Thankfully, people are finally starting to realize that Uber’s underground economy must be brought to light. Cities are moving to straighten the company out or prevent it from conducting business. Delhi banned Uber and other mobile ride-sharing companies outright in June, but was later forced to remove the ban from the Delhi High Court. Now, it is looking to regulate the company’s operations instead.  

A little closer to home, Toronto has also taken action against Uber.  The municipal government recently closed a loophole in the Taxi Act that allowed Uber to operate outside taxi rules on a wording technicality. This officially makes Uber a taxi broker in the city’s eyes as of 2016, rendering some of the company’s current services illegal until it complies with taxi guidelines. Hamilton and Calgary have made similar moves.  All three cities have also asked Uber to discontinue services until it complies with the law, and hundreds of individuals, as well as governments, have filed lawsuits against Uber.  Nevertheless, spokesmen for the company have repeatedly stated that they will continue to operate, even if it is not in a legal setting.

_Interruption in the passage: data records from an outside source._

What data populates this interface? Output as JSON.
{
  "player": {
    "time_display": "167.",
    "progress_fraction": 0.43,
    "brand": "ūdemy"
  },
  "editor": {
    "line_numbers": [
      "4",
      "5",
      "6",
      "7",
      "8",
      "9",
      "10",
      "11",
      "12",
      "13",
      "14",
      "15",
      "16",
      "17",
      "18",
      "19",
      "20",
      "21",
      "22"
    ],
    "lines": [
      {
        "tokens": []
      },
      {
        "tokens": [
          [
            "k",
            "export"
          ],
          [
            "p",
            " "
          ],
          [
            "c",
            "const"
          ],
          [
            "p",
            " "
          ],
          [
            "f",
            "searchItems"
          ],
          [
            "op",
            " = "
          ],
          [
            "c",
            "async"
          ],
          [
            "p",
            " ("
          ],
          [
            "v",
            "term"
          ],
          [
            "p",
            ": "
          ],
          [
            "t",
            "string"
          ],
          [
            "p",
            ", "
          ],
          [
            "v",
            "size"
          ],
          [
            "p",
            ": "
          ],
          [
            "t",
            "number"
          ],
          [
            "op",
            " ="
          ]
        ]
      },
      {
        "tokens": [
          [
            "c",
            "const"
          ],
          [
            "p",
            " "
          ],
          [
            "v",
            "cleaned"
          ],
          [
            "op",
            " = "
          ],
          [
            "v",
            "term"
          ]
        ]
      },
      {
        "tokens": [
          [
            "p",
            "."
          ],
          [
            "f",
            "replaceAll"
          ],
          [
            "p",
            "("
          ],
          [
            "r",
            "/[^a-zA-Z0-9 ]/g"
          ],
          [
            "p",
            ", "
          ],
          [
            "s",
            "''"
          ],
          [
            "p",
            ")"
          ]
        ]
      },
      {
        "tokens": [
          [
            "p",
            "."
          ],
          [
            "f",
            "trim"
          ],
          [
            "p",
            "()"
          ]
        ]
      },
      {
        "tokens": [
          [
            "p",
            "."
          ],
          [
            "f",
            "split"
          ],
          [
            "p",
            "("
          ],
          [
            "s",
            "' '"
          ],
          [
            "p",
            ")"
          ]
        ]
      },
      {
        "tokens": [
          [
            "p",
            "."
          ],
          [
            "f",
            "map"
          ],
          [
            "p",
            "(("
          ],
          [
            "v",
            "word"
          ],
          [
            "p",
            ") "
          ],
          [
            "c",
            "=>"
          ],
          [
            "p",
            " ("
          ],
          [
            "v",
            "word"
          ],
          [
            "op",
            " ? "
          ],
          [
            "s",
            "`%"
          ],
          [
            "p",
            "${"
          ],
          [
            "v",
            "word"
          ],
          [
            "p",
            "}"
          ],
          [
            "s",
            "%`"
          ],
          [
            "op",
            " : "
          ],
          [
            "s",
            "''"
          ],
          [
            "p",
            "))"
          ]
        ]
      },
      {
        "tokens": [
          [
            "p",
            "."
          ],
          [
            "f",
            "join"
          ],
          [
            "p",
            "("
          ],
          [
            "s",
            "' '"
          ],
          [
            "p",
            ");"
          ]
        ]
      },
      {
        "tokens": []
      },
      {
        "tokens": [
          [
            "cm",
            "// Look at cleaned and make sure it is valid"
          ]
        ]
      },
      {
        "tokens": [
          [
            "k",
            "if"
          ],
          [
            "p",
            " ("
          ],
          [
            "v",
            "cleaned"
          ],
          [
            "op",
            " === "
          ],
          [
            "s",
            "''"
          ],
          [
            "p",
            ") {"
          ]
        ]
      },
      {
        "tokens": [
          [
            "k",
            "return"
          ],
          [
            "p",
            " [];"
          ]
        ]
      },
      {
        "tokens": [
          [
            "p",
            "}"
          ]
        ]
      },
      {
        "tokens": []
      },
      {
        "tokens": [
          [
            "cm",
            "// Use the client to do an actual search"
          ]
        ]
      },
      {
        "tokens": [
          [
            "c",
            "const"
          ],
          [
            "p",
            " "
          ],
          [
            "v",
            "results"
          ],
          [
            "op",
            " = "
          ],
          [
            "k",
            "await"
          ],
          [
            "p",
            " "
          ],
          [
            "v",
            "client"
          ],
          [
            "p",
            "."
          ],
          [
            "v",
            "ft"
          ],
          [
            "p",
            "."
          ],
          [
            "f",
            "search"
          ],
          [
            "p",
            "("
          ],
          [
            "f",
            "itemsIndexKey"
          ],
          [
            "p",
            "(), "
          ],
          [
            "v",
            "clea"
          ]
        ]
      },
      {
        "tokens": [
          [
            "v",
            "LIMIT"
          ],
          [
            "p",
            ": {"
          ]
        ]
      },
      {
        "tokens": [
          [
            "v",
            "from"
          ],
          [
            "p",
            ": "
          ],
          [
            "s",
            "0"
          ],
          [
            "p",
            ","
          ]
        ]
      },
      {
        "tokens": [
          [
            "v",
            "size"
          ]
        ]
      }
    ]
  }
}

A private members’ bill introduced into the Ontario Legislative Assembly by Tim Hudak, the former leader of the Progressive Conservative Party of Ontario, aims to resolve this issue by regulating all ride-sharing and home-sharing services like Uber and Airbnb across the province. If passed, the legislation would make Ontario the first province in Canada to regulate these new industries. More importantly, it would send a clear message to Uber that it has to start complying with guidelines and hold the safety of its customers in higher regard. However, the company’s notorious track record indicates that Uber may continue to ignore these laws and persist in running its services underground.

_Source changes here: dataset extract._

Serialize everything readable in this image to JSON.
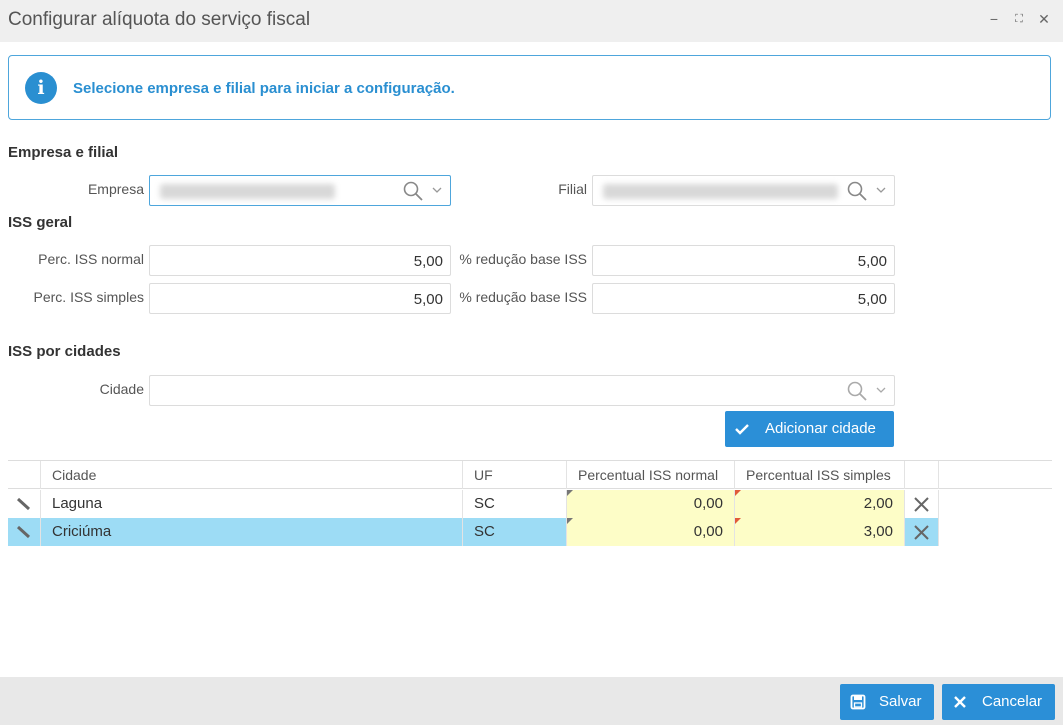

All in all, Uber – the new way to get around the city – is not the revolutionary company that the world needs. At a time where countries are moving to protect their citizens, jobs, and industries, this company acts in only its own best interests. It’s time for the public to understand that the disadvantages of Uber far outweigh the advantages, and to think twice before calling on strangers in black cars to pick them up.